Now, these forces may seem very small, but we can use the earlier determined stiffness and calculate the deformation experienced by these vesicles under these forces. I plotted this data as a function of particle diameter, which allows us to see how the size of the particle affects the deformation. As expected, the larger the particle, the more it deforms. Furthermore, the particles deform significantly more in the TE system than they do in the NPN system. The exosomes deform up to 2.2% of their original size (for 150 nm exosomes) in the NPN system while in the TE system they deform up to 66% (for 150 nm exosomes). This data is also plotted with a criteria for lysis that Rick told me about. He said that a change of 4% is considered considered a condition upon which cells lyse and a condition that we should avoid. As we can see, the NPN captured exosomes do not approach this 4% criteria, but the TE vesicles all experience changes well above this threshold. This data is further indicative of the shortcomings of TE membranes for capturing exosomes. The data is again plotted on a semi-log scale.
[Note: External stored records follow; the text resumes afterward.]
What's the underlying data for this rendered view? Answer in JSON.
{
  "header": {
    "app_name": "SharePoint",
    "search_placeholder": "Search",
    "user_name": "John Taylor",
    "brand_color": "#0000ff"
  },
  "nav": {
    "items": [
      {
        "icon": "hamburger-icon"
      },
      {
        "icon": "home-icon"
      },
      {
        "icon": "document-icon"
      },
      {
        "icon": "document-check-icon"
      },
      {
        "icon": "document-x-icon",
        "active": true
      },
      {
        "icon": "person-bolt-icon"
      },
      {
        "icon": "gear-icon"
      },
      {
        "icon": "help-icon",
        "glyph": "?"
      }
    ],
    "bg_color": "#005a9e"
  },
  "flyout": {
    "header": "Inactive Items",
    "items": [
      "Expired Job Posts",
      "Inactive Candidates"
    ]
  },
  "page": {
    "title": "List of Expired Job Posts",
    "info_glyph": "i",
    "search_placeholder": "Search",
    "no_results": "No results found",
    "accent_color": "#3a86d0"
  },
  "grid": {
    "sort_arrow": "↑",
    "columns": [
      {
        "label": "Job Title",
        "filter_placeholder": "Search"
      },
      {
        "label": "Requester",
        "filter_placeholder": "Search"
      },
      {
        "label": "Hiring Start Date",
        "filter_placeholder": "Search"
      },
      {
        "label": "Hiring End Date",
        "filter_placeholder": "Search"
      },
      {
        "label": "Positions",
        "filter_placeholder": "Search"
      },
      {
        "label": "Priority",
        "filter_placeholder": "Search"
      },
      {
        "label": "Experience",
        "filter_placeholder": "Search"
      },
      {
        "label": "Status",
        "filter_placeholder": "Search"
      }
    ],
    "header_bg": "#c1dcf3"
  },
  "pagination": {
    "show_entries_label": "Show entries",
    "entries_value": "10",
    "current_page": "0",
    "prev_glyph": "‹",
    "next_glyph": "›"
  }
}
While this data shows that exosomes are still likely nowhere close in mechanical properties to gold nanoparticles (I mean kind of obviously), they are still rigid enough in our systems that approximating them as rigid particles for the purpose of modeling should be accurate enough that we don’t have to consider the magnitude of the deformability in our models. Furthermore, the data presented in this paper is for liposomes, which are simple lipid bilayers. They do not contain the complex structure of exosomes that would include proteins in the membrane, which have been postulated to increase the stiffness of the membrane. This data would be best confirmed with AFM measurements, which I might take a day sometime in the future and add on to this.